Life After McKendree English
McKendree English alumni pursue an impressive range of careers—from education to law, public policy to editing. Below are just a few of our alumni with their job titles.
Heather Belmonte, '09, Associate Editor, Concordia Publishing House
Ashley Dachsteiner, '11, Department of English, Belleville West High School
Bethany Hinkle, '10, Department of English, Nashville Community High School
Megan McQuiston, '11, Teacher's Aide, Mascoutah School District
Ashley Rakers, '12, Department of English, Belleville West High School
Emily Renschen, '11, Department of English, Mater Dei High School
Jodi Bell Siepp, Chair, Department of English, O'Fallon High School
Lannette (Day) Story, '12, Department of English, Belleville West High School
Stephanie Dulaney, '09, Executive Assistant to the President, Lindenwood University-Belleville
Nell Novara, '07, Assistant Director of International and Area Studies at Northwestern University School of Law
Jayme Blandford, ’08, Assistant Professor of English, St. Charles Community College
Katherine Porter, '08
Meagan Musgrave, ’11, Graduate Student, Department of ____ at Carnegie Mellon University
Reflecting on their time with McKendree English, several alumni have this to say:
Associate Professor of English, St. Charles Community College
I'm very thankful for my experience with the McKendree University English department. I had great mentors within the department and I always knew they were available to help further my career in English. My English professors went above and beyond their duties to help me apply to graduate school, submit papers for conference presentations, and to look for opportunities to research my areas of interest. Because of the English department, I am currently in my 2nd year of a Master's program at West Virginia University and I hold a position as a Graduate Teaching Assistant. My experiences at McKendree gave me a background in English Pedagogy, Gender Studies, Theory & Criticism, and Literature which has helped me as a Graduate Student.

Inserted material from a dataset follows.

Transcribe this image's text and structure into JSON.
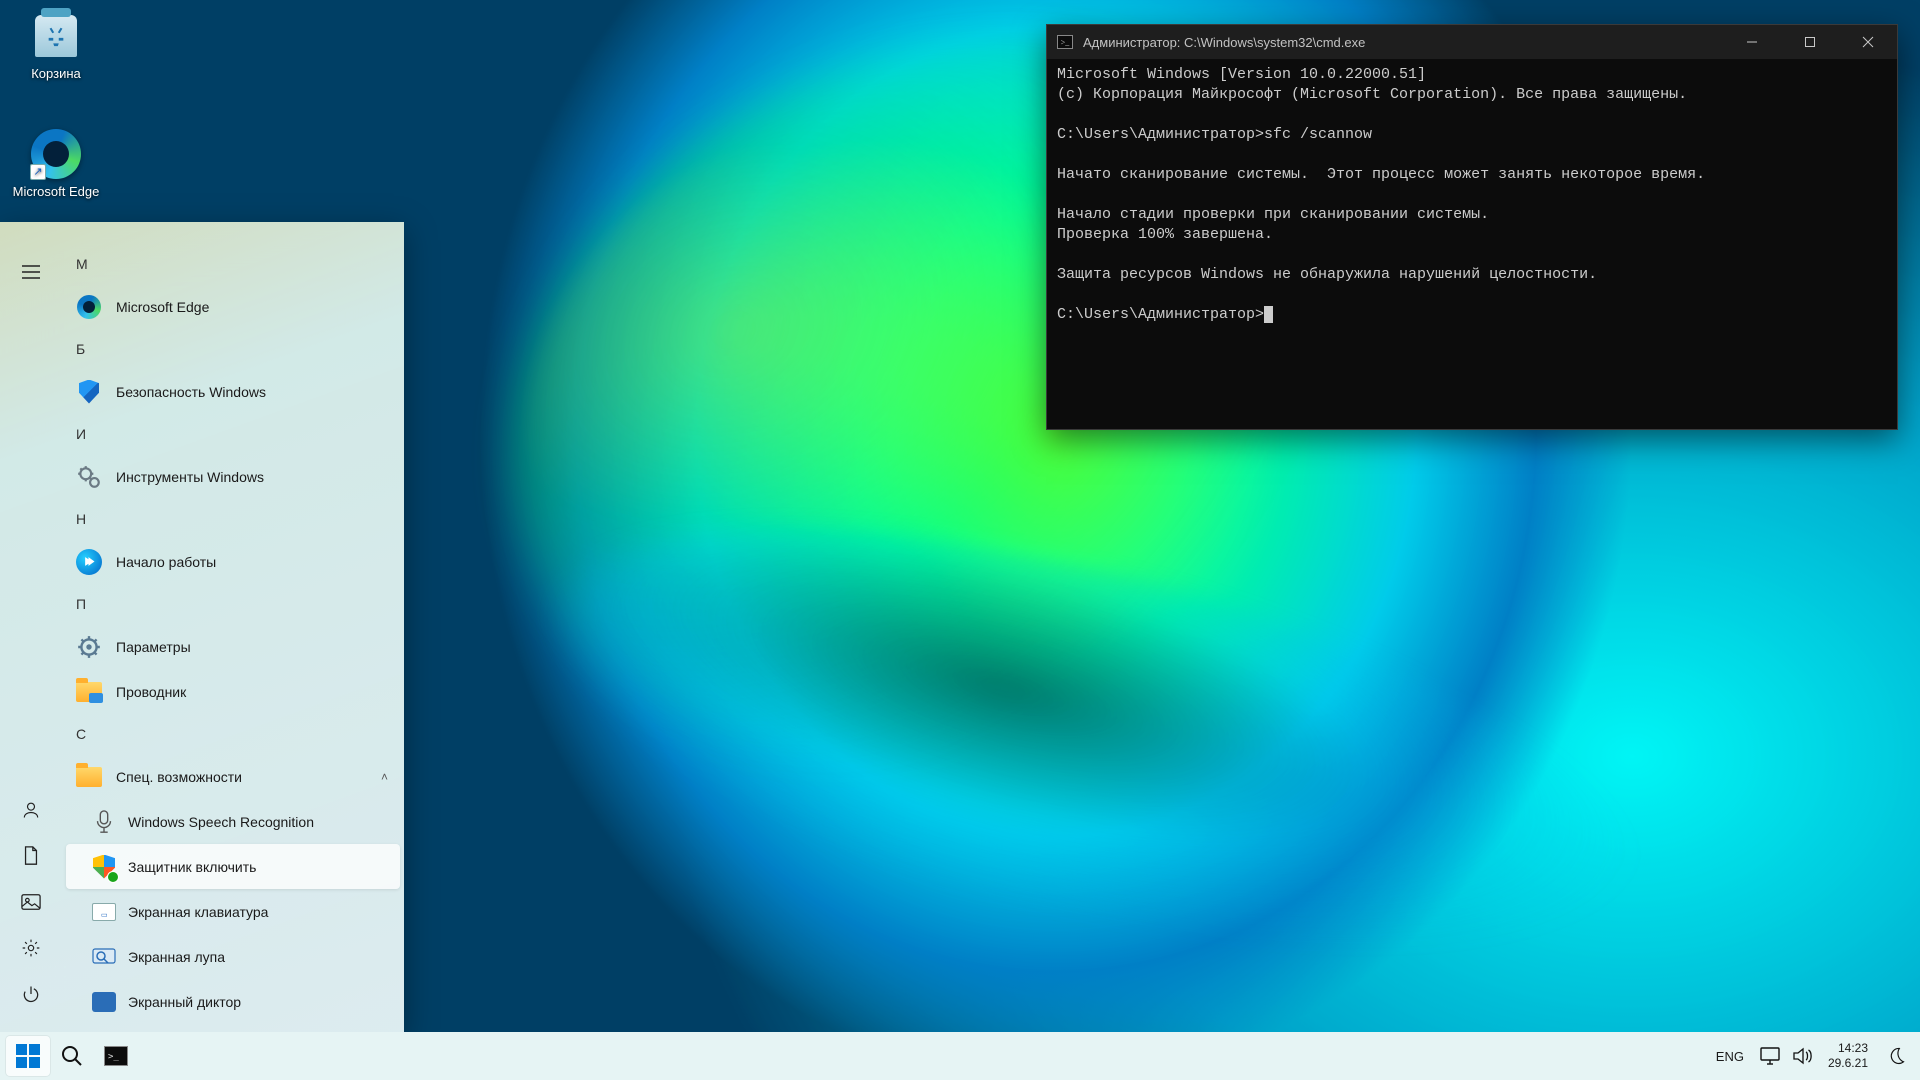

I can not talk about the quality of the English program at McKendree University without focusing on the English department faculty, for they are the ones who pushed me to develop the research and writing skills that were, by senior year, worthy of graduate level consideration. To me, the fact that I was able to refer to every professor I had in the English program as “Dr.” says a lot. The fact that I encountered each of those “Dr.’s” in a classroom of a size and atmosphere that facilitated daily group discussions and allowed for meaningful student-teacher interaction says even more. My professors were first-rate academics with the depth of knowledge and level of professionalism you’d expect at any major university, but they actually knew your name and cared how you were doing, academically and beyond. After spending a year at the National University of Singapore in the Master of Arts Literary Studies program I know I couldn’t have been better prepared for further academic or professional work than I was by McKendree.
My semesters in McKendree University’s English program were some of the most enjoyable times of my life. Within the first weeks of starting my English major, I knew that it was the right place for me. I spent hours in classes with professors and students who all share the same love of literature, writing, and learning. While the classes were fun—reading classic, great books and discussing literature—they were also challenging. My classes pushed me to be a better student, and to look at and think about literature and life in ways that I had not done before. I feel that with the small class sizes, and the personal relationships I developed with my professors, I gained the highest quality of English education possible. As a current high school teacher, I am fully confident in my subject matter and in teaching young adults some of the same skills and, hopefully, appreciation for literature, that my McKendree professors taught me. I also enjoyed the English major so much that I am planning on continuing my education and gaining a Master of Arts in Literature. I know I would not be the teacher—or the individual—I am today if not for my time at McKendree.
My English degree through McKendree has continually proven itself to be a beneficial choice. Many people may ask you why you chose that degree because all you can do is teach with it. Although I have chosen to become a teacher, my English degree has opened numerous other career opportunities in the fields of journalism and marketing. This is largely because English is not just reading long books, it develops and sharpens essential workplace skills of organizing information for presentations, communicating effectively through speaking and writing, and reading with understanding. You will learn 80% of a job's requirements after you have accepted it; the 20% they look for in your interviews are these basic skills that you will learn as an English major.
Senior Communications & Marketing Coordinator, Fontbonne University
As I move further away from college, I become more and more grateful for my four years at McKendree. The campus environment, strong English department, and journalism experience I gained editing The McKendree Review prepared me for work in the field of communication — multitasking, writing, editing, and juggling life and job are all tasks I deal with on a daily basis. I credit my McKendree degree and professors with helping me succeed.